Decomposition after Channel A controls

The clean Channel B test re-estimates the sponsored_by × days_to_election interaction after absorbing the declared methodology bundle (the H3 specification — see H3). The Channel B prediction is that the interaction survives the methodology controls; if it collapses, the decay is Channel A, not Channel B. Blocked on the poll_methodology LLM extractor queued in pipelines/politica/docs/todo.md.

Sample-split estimator

A two-bin estimator (last-month polls vs early polls) rather than the continuous interaction would sharpen interpretability: directly report β_late and β_early with a difference test. Suggested follow-up in AN-005.

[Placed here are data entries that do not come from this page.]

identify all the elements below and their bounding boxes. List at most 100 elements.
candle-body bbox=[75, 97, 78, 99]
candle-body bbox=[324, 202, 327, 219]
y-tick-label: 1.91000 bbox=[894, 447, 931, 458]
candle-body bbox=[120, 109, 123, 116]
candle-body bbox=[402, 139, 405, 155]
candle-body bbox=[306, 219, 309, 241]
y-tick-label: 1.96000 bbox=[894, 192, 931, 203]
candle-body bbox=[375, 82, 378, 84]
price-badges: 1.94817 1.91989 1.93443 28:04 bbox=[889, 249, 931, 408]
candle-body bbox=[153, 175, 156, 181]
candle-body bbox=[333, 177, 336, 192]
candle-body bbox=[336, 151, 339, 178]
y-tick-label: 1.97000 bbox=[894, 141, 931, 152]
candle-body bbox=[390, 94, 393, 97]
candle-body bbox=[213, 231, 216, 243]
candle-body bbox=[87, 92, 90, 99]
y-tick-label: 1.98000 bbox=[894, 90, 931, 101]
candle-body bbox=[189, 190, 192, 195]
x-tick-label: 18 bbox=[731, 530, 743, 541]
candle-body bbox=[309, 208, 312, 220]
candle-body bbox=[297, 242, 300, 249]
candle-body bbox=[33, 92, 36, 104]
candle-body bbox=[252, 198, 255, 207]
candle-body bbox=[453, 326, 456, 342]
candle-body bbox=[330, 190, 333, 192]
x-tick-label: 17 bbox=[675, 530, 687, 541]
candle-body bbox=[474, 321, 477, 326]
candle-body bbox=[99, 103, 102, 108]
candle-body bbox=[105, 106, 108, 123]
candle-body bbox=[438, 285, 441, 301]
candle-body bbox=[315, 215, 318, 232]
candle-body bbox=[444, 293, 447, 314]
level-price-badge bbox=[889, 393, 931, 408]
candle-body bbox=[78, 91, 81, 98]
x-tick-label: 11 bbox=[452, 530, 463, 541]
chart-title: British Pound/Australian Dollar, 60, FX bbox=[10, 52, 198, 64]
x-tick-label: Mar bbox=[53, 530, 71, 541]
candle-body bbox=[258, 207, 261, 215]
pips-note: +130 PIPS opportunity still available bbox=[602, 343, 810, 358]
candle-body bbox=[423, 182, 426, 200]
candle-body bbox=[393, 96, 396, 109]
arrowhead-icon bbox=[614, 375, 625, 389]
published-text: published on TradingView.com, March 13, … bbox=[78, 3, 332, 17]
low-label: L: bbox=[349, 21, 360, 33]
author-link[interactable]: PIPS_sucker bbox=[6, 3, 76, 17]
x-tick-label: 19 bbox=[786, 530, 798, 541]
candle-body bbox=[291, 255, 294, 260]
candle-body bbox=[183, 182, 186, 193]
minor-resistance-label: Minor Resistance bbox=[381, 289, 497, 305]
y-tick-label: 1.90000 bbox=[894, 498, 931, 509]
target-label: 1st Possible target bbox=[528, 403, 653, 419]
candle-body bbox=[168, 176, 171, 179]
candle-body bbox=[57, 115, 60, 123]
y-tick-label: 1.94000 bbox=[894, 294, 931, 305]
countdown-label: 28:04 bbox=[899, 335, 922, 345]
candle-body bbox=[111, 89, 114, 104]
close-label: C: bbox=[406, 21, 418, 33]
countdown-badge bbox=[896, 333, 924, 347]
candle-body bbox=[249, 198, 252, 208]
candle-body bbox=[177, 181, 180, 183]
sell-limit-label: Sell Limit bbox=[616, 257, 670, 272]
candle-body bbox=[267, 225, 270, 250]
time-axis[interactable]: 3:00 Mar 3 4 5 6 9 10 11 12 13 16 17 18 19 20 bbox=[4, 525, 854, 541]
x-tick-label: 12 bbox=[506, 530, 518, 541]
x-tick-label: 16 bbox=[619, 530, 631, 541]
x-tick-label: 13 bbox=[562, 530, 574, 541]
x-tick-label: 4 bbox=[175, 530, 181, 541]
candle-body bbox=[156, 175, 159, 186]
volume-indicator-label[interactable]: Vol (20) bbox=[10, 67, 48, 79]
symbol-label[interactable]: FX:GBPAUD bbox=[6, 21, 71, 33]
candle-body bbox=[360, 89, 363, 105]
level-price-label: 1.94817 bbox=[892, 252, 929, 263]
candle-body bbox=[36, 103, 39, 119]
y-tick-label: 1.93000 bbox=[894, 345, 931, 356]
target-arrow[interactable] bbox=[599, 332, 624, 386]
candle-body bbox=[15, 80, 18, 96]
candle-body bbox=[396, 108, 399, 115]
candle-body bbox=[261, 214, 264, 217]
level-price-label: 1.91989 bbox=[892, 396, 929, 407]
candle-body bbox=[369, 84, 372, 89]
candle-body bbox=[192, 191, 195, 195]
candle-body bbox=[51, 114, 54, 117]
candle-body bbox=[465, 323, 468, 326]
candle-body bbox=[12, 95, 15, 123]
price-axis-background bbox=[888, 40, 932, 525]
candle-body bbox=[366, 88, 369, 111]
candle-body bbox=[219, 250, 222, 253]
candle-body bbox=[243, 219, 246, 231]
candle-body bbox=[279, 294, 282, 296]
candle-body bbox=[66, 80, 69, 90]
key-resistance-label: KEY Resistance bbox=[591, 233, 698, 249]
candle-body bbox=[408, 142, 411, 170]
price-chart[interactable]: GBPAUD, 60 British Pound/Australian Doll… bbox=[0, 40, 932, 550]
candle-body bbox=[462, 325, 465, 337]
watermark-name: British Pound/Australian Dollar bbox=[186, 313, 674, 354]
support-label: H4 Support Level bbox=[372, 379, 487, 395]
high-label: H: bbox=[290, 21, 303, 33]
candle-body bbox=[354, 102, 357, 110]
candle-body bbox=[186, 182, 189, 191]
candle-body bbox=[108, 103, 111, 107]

Interacting the decay slope with sponsor route (CPF, committee, party) would tell us which sponsor types let slant decay most. Hypothesis from AN-005: Route B (committees) — professional staff with verification awareness.

2022 cycle extension

p = 0.054 is borderline. The 2022 cycle would add time-to-election variation and candidates, with negligible additional Channel A ambiguity since the design carries over.

Supporting analyses

AN-005 yellow causal

β × days_to_election slope = +0.037 pp/day (p=0.054). Polls 6 months out are slanted by ~13 pp; polls in the final week by ~7 pp. Slant shrinks toward the election as verification looms — direction matches the verifiable-disclosure prediction.